The midway promotes safety and games where people win.

By Bleah B. Patterson

From the early 20th century to the present, carnivals remain a whimsical display of lights, color and amusements.

They’re also more than pretty faces; they have to be safe.

Gary Zaitshik, manager of Wade Shows International, which provides the midway for the San Antonio Stock Show and Rodeo, prides himself in being a part of the country’s largest and safest carnival display.

Wade Shows serves more state fairs than any other carnival in the country, but this is the only rodeo the company serves.

Zaitshik said he did not know the attendance for the rodeo.

Wade Shows, based in Tampa, Fla., opened its first carnival in 1912 in Detroit.

The company serves an estimated 15 million people a year.

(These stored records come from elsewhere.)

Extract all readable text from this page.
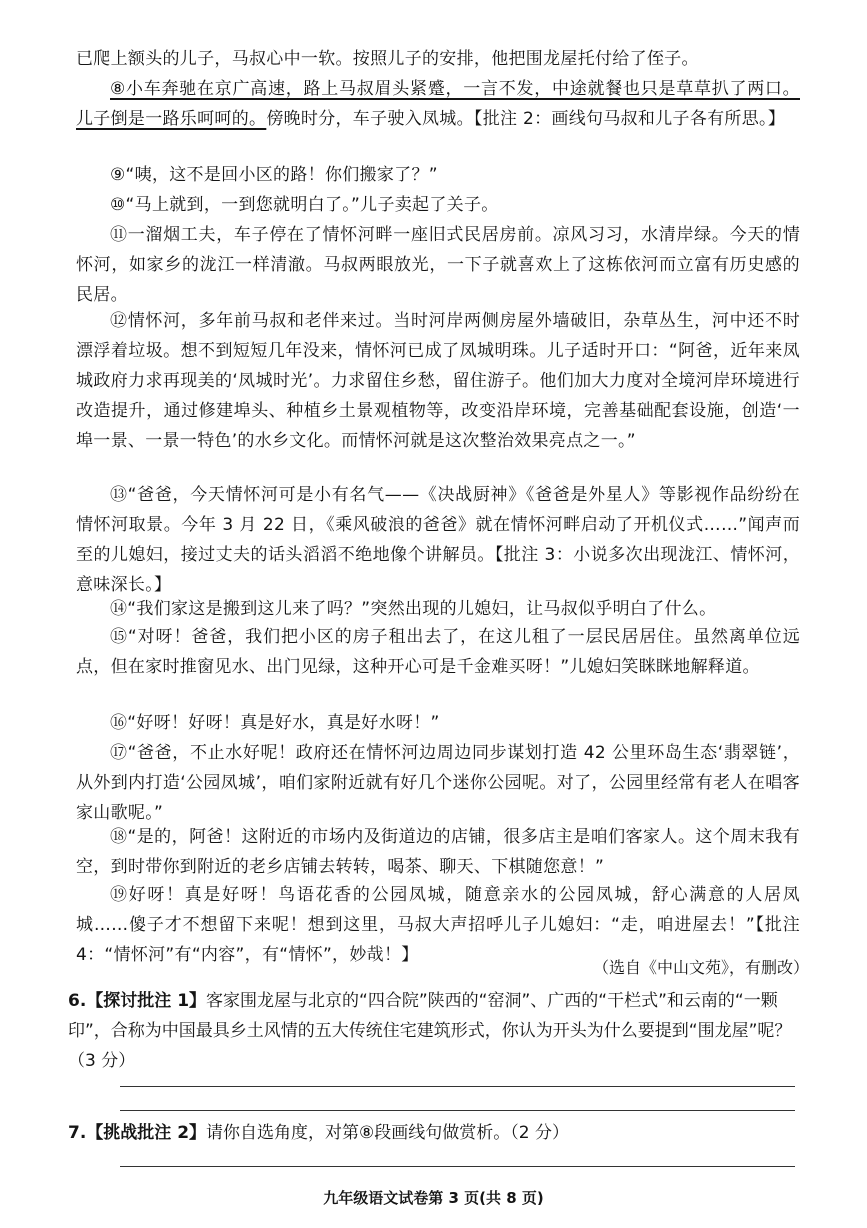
已爬上额头的儿子，马叔心中一软。按照儿子的安排，他把围龙屋托付给了侄子。

⑧小车奔驰在京广高速，路上马叔眉头紧蹙，一言不发，中途就餐也只是草草扒了两口。儿子倒是一路乐呵呵的。傍晚时分，车子驶入凤城。【批注 2：画线句马叔和儿子各有所思。】

⑨“咦，这不是回小区的路！你们搬家了？”

⑩“马上就到，一到您就明白了。”儿子卖起了关子。

⑪一溜烟工夫，车子停在了情怀河畔一座旧式民居房前。凉风习习，水清岸绿。今天的情怀河，如家乡的泷江一样清澈。马叔两眼放光，一下子就喜欢上了这栋依河而立富有历史感的民居。

⑫情怀河，多年前马叔和老伴来过。当时河岸两侧房屋外墙破旧，杂草丛生，河中还不时漂浮着垃圾。想不到短短几年没来，情怀河已成了凤城明珠。儿子适时开口：“阿爸，近年来凤城政府力求再现美的‘凤城时光’。力求留住乡愁，留住游子。他们加大力度对全境河岸环境进行改造提升，通过修建埠头、种植乡土景观植物等，改变沿岸环境，完善基础配套设施，创造‘一埠一景、一景一特色’的水乡文化。而情怀河就是这次整治效果亮点之一。”

⑬“爸爸，今天情怀河可是小有名气——《决战厨神》《爸爸是外星人》等影视作品纷纷在情怀河取景。今年 3 月 22 日，《乘风破浪的爸爸》就在情怀河畔启动了开机仪式……”闻声而至的儿媳妇，接过丈夫的话头滔滔不绝地像个讲解员。【批注 3：小说多次出现泷江、情怀河，意味深长。】

⑭“我们家这是搬到这儿来了吗？”突然出现的儿媳妇，让马叔似乎明白了什么。

⑮“对呀！爸爸，我们把小区的房子租出去了，在这儿租了一层民居居住。虽然离单位远点，但在家时推窗见水、出门见绿，这种开心可是千金难买呀！”儿媳妇笑眯眯地解释道。

⑯“好呀！好呀！真是好水，真是好水呀！”

⑰“爸爸，不止水好呢！政府还在情怀河边周边同步谋划打造 42 公里环岛生态‘翡翠链’，从外到内打造‘公园凤城’，咱们家附近就有好几个迷你公园呢。对了，公园里经常有老人在唱客家山歌呢。”

⑱“是的，阿爸！这附近的市场内及街道边的店铺，很多店主是咱们客家人。这个周末我有空，到时带你到附近的老乡店铺去转转，喝茶、聊天、下棋随您意！”

⑲好呀！真是好呀！鸟语花香的公园凤城，随意亲水的公园凤城，舒心满意的人居凤城……傻子才不想留下来呢！想到这里，马叔大声招呼儿子儿媳妇：“走，咱进屋去！”【批注 4：“情怀河”有“内容”，有“情怀”，妙哉！】

（选自《中山文苑》，有删改）

6.【探讨批注 1】客家围龙屋与北京的“四合院”陕西的“窑洞”、广西的“干栏式”和云南的“一颗印”，合称为中国最具乡土风情的五大传统住宅建筑形式，你认为开头为什么要提到“围龙屋”呢？（3 分）

7.【挑战批注 2】请你自选角度，对第⑧段画线句做赏析。（2 分）

九年级语文试卷第 3 页(共 8 页)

“We have an exceptional safety record, which is one of the reasons the rodeo hired us. We make safety a priority,” Zaitshik said.

He explained unlike amusement parks that leave rides up year-round, Wade Shows inspect the safety of rides often.

“We hire a third-party certified inspector to spend four days looking at our rides before every show. That’s how much we care about safety,” he said.

The company only allows personnel who have been trained and been working with the company for a long time to assemble the rides.

“Favorite rides are the vertigo, the Himalaya and the classic tilt-a-whirl,” Zaitshik said. “It tickles my stomach and it makes me laugh.”

It takes four days, working from dawn to dusk, for the company’s crew to set up the entire midway.

By the time the carnival opens for business, more than 20,000 stuffed toys are on the fairgrounds and will be at any given time.

“Our games are designed to create winners. We don’t want to hold on to these toys. We want people to go home with them,” Zaitshik said. “All of our games are games of skill, not chance, and many of them advertise a winner every time.”

Zaitshik says that the best part about working for a carnival is providing a place for families to create memories.

“I love seeing people eat cotton candy and come off of the rides saying ‘let’s do that again!’” Zaitshik said. “It’s satisfying when people leave happy.”

Saturday will be dollar day at the rodeo with $1 general admission 8 a.m.- 6 p.m. and $1 admission all day for anyone with a military ID.